Right now, the firm bills $6.8M and collects $5.3M. The $680K gap is not a single problem. It is dozens of smaller problems: invoices that age past 90 days because nobody follows up, matters where attorneys under-bill because they lose track of time, clients who consistently pay late with no consequence, and write-downs that happen quietly without analysis.
A utilization and realization dashboard connects billing data to collection data and surfaces the patterns. Which attorneys have the widest gap between billed and collected? Which clients are chronically late? Which practice areas generate the highest realization rates? For the first time, the firm sees where the money goes after it is billed.
The $680K does not all become collectible overnight. But making the gap visible is the first step. Firms that implement realization tracking typically recover 30% to 50% of the identified gap within the first year by addressing the root causes: better billing practices, faster follow-up, and strategic decisions about which clients are worth the collection effort.
The firm lost $800K in annual revenue when a single partner left. That loss was preventable. Not because the partner could have been retained, but because the client relationships were never institutionalized. Every engagement was a relationship between one partner and one client. The firm had no presence in those relationships beyond the individual partner.
A client concentration alert system tracks revenue dependency by partner and client. It flags when any single client exceeds a threshold percentage of firm revenue. It monitors engagement frequency, billing patterns, and communication volume for signs that a relationship is weakening. When a client has not heard from the firm in 45 days outside of active matters, the system surfaces it.
The goal is not to eliminate partner-client relationships. Those relationships are the firm's strength. The goal is to make the firm aware of concentration risk and create institutional touchpoints that survive partner transitions.
Attorneys currently draft from templates stored on local drives. Each attorney has their own preferred versions. There is no centralized template library, no version control, and no automation. A standard operating agreement that should take 45 minutes takes two hours because the attorney is searching for the right template, adapting it manually, and checking prior versions for relevant language.
Automated document assembly centralizes the firm's template library and builds intelligent workflows around the most frequently drafted documents.
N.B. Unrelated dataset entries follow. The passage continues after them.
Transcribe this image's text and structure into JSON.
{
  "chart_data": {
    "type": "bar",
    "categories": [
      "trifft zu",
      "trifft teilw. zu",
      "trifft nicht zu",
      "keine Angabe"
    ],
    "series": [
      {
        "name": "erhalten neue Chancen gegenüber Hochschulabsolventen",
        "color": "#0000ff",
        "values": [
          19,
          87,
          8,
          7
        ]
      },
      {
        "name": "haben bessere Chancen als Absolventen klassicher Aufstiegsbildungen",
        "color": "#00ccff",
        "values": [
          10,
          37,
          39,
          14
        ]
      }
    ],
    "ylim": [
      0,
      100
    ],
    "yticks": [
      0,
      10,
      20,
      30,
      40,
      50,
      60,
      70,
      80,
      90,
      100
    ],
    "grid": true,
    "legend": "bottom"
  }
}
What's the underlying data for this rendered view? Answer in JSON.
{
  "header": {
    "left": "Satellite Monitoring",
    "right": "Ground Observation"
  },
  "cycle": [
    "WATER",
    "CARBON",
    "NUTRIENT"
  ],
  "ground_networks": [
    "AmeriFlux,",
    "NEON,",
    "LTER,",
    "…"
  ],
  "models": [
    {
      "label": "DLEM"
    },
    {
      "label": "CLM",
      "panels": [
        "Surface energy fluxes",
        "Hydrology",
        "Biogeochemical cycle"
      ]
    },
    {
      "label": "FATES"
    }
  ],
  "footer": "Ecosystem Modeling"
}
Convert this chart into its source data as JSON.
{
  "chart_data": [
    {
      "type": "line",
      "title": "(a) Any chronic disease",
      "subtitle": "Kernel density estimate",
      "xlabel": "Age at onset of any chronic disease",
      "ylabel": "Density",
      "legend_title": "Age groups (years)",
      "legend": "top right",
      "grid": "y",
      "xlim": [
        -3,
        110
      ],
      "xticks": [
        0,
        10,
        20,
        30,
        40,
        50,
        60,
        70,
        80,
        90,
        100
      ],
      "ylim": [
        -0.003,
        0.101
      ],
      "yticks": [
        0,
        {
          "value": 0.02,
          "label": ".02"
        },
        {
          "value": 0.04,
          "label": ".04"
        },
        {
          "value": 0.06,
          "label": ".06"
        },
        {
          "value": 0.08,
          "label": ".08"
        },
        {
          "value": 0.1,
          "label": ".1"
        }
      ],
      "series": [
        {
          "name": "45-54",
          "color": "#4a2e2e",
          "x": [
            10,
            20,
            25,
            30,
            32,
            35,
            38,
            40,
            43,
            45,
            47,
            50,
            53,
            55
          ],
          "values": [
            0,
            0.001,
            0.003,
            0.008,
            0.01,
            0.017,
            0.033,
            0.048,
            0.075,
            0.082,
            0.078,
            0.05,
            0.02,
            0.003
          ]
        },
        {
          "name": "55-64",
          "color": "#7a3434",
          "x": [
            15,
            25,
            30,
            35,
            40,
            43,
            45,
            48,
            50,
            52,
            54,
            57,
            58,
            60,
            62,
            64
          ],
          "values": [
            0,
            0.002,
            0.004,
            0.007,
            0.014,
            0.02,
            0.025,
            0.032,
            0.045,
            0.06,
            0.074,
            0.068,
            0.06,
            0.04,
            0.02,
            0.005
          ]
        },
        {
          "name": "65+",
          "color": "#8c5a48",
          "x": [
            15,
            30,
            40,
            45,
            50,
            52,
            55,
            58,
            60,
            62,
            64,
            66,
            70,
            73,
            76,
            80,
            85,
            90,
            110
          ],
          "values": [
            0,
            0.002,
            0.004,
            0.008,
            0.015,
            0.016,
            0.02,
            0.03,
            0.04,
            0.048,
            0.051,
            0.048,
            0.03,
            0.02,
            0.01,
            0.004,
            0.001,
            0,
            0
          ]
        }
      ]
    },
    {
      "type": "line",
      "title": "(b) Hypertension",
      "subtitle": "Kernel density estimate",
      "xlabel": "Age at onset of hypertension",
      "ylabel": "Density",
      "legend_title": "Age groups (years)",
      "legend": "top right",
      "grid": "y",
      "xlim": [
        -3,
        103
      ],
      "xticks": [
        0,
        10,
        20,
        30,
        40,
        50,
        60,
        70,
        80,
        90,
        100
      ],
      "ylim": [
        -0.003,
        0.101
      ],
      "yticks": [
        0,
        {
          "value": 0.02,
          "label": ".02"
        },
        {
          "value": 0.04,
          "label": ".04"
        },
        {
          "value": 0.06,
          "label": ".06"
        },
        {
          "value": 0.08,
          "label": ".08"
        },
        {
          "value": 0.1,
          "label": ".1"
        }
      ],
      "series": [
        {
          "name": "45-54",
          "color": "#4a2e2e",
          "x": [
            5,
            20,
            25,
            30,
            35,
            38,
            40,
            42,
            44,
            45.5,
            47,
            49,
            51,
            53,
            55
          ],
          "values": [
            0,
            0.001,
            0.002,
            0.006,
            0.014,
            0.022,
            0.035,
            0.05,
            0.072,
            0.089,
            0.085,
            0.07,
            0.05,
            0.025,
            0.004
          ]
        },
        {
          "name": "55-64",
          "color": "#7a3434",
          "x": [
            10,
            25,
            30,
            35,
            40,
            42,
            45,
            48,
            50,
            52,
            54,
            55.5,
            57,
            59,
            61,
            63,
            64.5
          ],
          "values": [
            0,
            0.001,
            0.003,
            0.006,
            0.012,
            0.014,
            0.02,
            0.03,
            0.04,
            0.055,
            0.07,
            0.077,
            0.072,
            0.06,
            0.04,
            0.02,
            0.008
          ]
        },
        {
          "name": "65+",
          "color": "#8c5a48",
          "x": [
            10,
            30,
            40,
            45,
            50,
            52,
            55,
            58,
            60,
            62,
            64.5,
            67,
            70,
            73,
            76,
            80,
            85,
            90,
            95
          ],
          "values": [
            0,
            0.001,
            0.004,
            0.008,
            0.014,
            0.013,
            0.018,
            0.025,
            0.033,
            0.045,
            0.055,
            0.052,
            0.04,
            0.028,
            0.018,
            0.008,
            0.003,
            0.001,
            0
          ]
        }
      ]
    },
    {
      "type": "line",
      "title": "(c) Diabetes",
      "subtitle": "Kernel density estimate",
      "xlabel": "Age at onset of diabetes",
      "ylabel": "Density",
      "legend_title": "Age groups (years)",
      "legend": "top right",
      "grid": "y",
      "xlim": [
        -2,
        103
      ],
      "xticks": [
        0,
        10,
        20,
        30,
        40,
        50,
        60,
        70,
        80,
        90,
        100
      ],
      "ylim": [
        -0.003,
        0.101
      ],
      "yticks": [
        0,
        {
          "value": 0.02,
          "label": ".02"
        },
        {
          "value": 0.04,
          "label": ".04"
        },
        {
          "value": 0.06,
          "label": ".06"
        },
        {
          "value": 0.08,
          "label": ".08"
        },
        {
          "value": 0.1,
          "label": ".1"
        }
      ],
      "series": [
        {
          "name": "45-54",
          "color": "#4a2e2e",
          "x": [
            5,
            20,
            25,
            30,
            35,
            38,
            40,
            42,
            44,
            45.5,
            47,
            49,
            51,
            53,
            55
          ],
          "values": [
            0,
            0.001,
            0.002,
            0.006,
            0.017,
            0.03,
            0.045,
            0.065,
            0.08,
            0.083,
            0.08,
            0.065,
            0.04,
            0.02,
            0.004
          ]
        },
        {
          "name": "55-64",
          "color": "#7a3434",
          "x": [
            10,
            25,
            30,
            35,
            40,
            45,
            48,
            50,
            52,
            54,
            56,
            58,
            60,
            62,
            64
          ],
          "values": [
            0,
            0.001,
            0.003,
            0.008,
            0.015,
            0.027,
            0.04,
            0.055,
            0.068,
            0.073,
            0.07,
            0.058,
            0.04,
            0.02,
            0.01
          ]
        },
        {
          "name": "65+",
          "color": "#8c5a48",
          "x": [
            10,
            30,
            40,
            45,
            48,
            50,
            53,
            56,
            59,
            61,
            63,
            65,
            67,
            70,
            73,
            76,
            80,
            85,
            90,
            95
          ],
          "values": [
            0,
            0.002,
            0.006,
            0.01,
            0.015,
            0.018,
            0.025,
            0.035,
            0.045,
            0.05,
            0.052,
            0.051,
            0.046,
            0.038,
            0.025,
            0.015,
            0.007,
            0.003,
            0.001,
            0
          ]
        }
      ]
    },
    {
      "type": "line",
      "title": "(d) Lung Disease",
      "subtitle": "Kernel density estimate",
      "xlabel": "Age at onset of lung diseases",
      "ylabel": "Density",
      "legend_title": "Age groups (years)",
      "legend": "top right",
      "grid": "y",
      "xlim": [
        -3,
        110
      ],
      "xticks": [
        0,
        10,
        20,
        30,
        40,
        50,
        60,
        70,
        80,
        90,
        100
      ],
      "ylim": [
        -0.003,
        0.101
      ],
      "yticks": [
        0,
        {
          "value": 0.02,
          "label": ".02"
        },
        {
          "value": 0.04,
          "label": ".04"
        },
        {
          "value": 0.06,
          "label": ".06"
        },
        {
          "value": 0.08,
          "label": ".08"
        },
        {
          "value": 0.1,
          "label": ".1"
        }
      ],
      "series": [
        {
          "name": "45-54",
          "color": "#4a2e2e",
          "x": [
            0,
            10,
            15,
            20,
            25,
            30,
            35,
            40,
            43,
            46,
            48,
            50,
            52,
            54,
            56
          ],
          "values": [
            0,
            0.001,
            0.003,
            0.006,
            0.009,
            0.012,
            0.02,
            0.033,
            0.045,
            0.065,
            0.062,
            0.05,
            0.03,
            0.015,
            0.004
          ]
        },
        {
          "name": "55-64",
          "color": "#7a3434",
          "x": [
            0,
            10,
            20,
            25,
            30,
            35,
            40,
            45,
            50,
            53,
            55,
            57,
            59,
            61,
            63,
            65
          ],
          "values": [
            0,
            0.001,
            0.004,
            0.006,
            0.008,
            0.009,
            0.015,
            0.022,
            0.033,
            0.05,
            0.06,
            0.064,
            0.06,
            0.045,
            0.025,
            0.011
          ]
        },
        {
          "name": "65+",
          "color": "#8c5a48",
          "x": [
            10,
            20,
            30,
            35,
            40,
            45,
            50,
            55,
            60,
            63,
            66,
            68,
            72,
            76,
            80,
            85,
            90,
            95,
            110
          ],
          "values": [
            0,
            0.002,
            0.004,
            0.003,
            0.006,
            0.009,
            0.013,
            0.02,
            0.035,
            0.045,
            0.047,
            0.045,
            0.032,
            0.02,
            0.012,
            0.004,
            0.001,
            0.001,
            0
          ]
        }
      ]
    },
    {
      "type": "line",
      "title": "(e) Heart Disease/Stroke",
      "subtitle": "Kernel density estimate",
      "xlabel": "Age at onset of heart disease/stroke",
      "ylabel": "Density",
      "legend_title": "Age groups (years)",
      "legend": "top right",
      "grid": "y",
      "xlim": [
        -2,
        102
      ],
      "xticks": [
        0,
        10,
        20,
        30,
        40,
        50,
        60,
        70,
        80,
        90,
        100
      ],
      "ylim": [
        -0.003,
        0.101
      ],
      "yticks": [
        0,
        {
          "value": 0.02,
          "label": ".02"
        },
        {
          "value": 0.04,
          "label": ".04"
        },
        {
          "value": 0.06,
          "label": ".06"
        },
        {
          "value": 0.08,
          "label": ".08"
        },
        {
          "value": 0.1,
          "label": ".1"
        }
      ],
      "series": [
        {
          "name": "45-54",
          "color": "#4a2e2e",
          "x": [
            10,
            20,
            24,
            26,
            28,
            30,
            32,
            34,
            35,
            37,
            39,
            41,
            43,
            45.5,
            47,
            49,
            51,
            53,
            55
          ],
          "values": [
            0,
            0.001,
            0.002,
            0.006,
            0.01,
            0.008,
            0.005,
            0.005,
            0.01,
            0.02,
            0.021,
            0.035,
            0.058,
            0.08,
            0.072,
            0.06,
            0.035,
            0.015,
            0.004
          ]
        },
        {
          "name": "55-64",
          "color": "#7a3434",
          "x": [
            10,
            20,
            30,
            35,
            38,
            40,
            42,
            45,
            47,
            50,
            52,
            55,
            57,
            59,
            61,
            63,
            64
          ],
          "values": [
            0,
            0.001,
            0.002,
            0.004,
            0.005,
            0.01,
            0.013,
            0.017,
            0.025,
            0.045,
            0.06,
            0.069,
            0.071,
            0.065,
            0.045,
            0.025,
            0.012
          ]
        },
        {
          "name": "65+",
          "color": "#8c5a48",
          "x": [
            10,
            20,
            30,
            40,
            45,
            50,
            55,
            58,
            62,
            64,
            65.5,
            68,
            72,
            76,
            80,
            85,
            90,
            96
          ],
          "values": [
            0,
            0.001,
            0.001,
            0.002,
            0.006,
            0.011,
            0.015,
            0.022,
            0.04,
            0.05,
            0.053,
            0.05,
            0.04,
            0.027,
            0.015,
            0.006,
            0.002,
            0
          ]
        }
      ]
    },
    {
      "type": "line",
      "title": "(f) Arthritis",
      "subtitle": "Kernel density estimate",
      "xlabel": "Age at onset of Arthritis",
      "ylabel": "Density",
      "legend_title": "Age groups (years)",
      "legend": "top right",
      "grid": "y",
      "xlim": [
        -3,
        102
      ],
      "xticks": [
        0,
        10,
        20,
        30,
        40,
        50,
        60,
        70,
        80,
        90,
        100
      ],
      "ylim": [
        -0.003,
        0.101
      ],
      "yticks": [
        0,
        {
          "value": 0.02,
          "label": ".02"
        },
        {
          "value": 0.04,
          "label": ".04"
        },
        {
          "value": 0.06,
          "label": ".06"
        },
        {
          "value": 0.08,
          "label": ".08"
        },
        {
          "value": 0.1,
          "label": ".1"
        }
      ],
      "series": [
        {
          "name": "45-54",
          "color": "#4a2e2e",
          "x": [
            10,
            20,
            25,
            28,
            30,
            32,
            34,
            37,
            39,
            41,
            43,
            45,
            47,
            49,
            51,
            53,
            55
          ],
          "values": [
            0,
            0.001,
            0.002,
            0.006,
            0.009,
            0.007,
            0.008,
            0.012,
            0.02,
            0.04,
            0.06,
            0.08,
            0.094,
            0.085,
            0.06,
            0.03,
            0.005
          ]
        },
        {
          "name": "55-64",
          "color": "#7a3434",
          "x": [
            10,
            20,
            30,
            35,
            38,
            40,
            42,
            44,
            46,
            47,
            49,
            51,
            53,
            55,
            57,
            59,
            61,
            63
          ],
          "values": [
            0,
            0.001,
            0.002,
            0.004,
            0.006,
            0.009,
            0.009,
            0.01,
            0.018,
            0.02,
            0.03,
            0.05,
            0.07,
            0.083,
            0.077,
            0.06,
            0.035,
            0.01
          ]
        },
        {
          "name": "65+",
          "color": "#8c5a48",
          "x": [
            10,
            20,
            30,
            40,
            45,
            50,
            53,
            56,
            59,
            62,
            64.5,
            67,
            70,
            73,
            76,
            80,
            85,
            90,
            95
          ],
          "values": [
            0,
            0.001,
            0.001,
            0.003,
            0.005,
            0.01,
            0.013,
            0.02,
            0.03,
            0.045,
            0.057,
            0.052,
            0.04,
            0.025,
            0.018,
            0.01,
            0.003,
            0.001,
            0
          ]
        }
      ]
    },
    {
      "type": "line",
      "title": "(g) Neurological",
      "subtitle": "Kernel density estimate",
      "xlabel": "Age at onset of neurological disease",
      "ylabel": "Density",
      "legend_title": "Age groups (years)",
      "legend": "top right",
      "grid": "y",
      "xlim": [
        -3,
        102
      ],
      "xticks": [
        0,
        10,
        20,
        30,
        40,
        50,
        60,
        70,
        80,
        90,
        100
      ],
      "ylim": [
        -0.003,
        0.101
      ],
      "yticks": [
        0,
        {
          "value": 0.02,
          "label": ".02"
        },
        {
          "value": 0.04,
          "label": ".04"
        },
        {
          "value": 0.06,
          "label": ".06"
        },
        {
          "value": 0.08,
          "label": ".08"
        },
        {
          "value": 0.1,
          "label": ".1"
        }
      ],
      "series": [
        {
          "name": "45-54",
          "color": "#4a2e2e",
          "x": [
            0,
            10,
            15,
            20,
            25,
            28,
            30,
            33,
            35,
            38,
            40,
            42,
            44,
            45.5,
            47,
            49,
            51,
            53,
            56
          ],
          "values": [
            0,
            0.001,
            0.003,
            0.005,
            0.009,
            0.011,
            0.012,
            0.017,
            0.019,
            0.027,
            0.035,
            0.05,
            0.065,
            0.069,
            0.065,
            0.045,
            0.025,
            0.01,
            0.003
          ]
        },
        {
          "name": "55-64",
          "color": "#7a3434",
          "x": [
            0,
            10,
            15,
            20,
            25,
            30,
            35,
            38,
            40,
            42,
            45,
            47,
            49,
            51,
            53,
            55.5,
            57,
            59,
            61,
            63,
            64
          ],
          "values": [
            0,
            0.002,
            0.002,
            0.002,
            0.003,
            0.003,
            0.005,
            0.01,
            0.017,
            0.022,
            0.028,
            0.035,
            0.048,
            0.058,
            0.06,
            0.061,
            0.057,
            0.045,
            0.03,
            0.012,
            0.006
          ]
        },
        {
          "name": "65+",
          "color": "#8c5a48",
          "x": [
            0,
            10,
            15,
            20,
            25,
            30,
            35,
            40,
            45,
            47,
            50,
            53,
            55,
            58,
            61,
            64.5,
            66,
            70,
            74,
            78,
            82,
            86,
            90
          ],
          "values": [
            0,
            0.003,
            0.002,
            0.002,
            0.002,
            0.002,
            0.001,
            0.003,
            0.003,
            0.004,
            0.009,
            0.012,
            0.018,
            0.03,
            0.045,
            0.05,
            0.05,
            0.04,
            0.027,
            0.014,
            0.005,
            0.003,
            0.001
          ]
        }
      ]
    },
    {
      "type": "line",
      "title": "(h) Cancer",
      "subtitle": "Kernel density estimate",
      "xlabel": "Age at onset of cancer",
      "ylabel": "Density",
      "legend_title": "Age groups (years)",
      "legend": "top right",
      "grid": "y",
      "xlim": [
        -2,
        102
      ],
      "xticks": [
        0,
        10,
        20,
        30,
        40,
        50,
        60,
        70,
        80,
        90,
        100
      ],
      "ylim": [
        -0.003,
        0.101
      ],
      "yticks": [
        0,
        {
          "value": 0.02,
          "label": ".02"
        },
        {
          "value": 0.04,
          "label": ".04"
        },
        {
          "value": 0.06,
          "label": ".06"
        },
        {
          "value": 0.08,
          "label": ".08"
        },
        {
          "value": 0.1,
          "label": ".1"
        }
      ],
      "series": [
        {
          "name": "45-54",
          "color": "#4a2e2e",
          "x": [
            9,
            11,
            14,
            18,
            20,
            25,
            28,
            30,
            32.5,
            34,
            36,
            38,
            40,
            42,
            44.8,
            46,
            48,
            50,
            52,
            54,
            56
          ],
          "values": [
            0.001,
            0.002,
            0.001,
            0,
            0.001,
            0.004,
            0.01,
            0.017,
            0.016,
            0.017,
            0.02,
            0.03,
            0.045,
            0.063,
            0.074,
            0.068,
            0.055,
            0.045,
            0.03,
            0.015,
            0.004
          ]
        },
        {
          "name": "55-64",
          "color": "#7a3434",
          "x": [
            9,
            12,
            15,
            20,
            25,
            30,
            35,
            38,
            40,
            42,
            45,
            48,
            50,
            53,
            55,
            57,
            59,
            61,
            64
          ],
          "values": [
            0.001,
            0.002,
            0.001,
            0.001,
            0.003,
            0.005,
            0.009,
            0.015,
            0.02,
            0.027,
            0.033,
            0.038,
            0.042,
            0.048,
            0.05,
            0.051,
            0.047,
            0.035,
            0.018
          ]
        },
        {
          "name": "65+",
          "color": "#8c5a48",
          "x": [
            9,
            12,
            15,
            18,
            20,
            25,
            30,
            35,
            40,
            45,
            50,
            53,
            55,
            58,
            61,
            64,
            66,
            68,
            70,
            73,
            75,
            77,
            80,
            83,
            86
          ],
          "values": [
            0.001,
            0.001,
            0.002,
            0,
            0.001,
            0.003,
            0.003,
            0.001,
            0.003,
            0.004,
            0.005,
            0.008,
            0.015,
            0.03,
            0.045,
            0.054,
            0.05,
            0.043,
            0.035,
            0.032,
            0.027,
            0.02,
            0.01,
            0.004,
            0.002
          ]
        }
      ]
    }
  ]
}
For standard agreements, engagement letters, and routine corporate filings, attorneys answer a structured set of questions and the system produces a first draft. The attorney reviews and refines rather than building from scratch.
A 40% reduction in drafting time on standard agreements translates directly into freed partner capacity. Those hours can shift to billable work on complex matters, business development, or firm strategy. For a firm where partners bill 1,600 to 1,900 hours and have zero hours budgeted for anything else, reclaiming even 200 hours per partner per year changes what is possible.